Until today I was under the impression you could create a pivot chart without having a pivot table. I thought they were just a different kind of representation of what’s in a pivot cache and that, as is true with pivot tables, you could have several feeding directly off one pivot cache. That’s not true. Every pivot chart requires a separate pivot table.

This meant that when I started deleting some pivot charts from the workbook I wanted to reduce the workbook clutter by also deleting their pivot tables. The trick was to find them. At first I tried clicking the ribbon’s “Change Data Source” button, but that points at the data the pivot table/chart combo is based on, not at the pivot table the chart is based on. I found I could see the pivot table name and the sheet it’s on in the pivot chart’s “Select Data” dialog. But then I was still stuck trying to figure out which pivot was which. What a perfect excuse to write some VBA and poke into some previously unexplored object model crannies!

The code below cycles through each pivot chart in a workbook, selects its pivot table and displays a msgbox with info about the pivot table. (In actual practice I collected all the pivot table data and used that to delete any pivot tables that weren’t in the collection. No hand-deleting if I can help it!)

The Code

Sub GetPivotChartSources()
Dim ws As Excel.Worksheet
Dim chtObject As Excel.ChartObject
Dim cht As Excel.Chart
Dim pvt As Excel.PivotTable

For Each ws In ActiveWorkbook.Worksheets
    For Each chtObject In ws.ChartObjects
        Set cht = chtObject.Chart
        If Not cht.PivotLayout Is Nothing Then
            Set pvt = cht.PivotLayout.PivotTable
            'activate the sheet the pivot is on
            pvt.Parent.Activate
            pvt.TableRange2.Cells(1).Select
            MsgBox pvt.Name & " is on " & pvt.Parent.Name & " using data from " & pvt.SourceData
        End If
    Next chtObject
Next ws
End Sub

ChartObjects, PivotLayouts and More

The code above cycles through each ChartObject, which is the container for a chart embedded in a worksheet, as opposed to being its own tab. What we’re really interested in is the ChartObject’s chart object (ha!) so I set a variable to that. Then the key is that pivot charts have a PivotLayout* object, which in turn contains the pivot table object. Once you’ve got that you can access all the usual pivot table properties like Name, SourceData and TableRange2, which is the range containing the entire pivot table including the page filters.

After getting rid of the unneeded pivot tables I went back and ran very similar code to rename them to something more meaningful. First I renamed the charts from “Chart 17”, etc., to something like “chtRegionalRetentionRate” and then substituted this line into the heart of the code above:

pvt.Name = Replace(chtObject.Name, "cht", "pvt")

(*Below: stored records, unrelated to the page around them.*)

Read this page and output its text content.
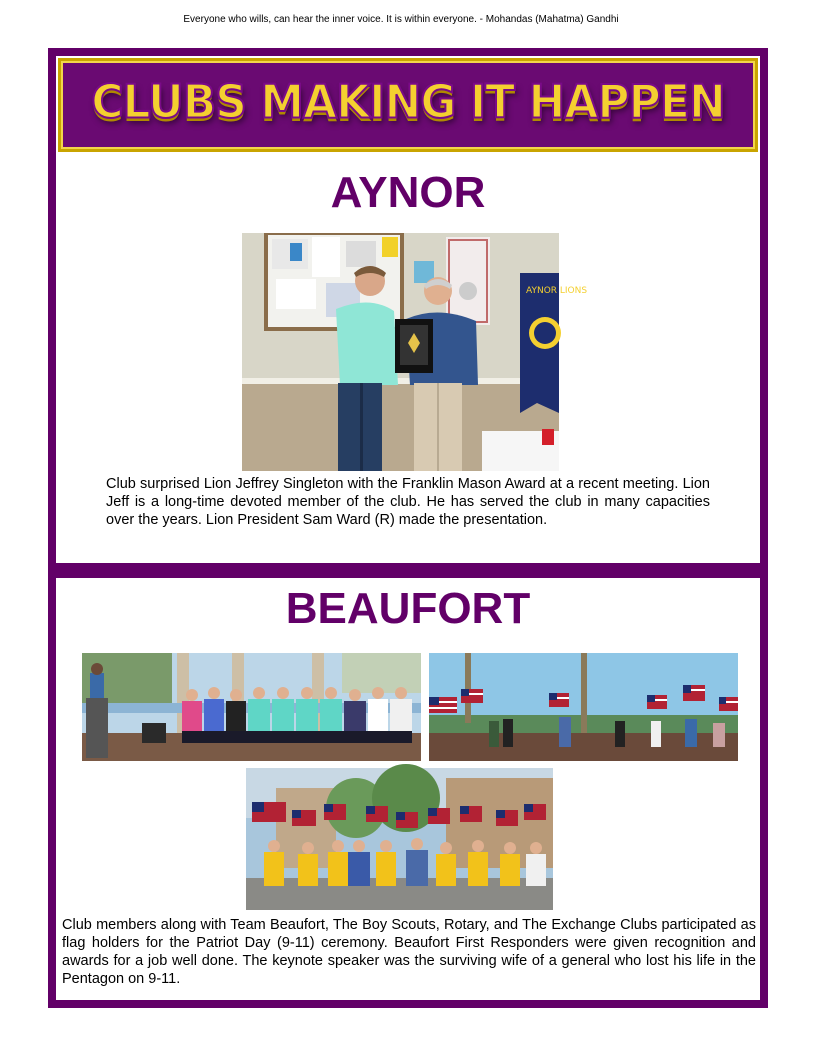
Everyone who wills, can hear the inner voice. It is within everyone. - Mohandas (Mahatma) Gandhi
CLUBS MAKING IT HAPPEN
AYNOR
AYNOR LIONS
Club surprised Lion Jeffrey Singleton with the Franklin Mason Award at a recent meeting. Lion Jeff is a long-time devoted member of the club. He has served the club in many capacities over the years. Lion President Sam Ward (R) made the presentation.
BEAUFORT
Club members along with Team Beaufort, The Boy Scouts, Rotary, and The Exchange Clubs participated as flag holders for the Patriot Day (9-11) ceremony. Beaufort First Responders were given recognition and awards for a job well done. The keynote speaker was the surviving wife of a general who lost his life in the Pentagon on 9-11.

When I looked around the web for code to do this kind of stuff I didn’t find anything, and had to discover the crucial PivotLayout object on my own. So, as we used to say in the newsgroups, “hth”.

MSDN Errata?
* It seems to me that this MSDN PivotLayout page is wrong, and that it treats the PivotLayout object like the PivotLayout.PivotTable object.

4 thoughts on “Finding a Pivot Chart’s Pivot Table

  1. Handy stuff, Doug. I’ve got some code in development that helps you tie all sorts of things in the Pivot world together, and serves up the result as – wait for it – a PivotTable. Having the result as a PivotTable is handy because there isn’t a one-to-one relationship for many of these things, and you might only be interested in seeing a specific view. PivotTables are perfect for serving up info on PivotTables, and you can easily see which Pivots are on which cache, which slicers are connected to which fields, and so on. Can’t recall right now if I’d got around to adding info about PivotCharts, but this will prompt me to take a look.

  2. Nice code Doug! And maybe you were remembering that in Excel 2013 you can create a Pivot Chart directly from the source data, before creating a pivot table. We were able to build both at the same time way back in 2003, but it was dropped in 2007.
    Also, you’re right about that MSDN page — that’s a really bad example. I just posted my version of code to list all pivot fields for all pivot charts in a workbook.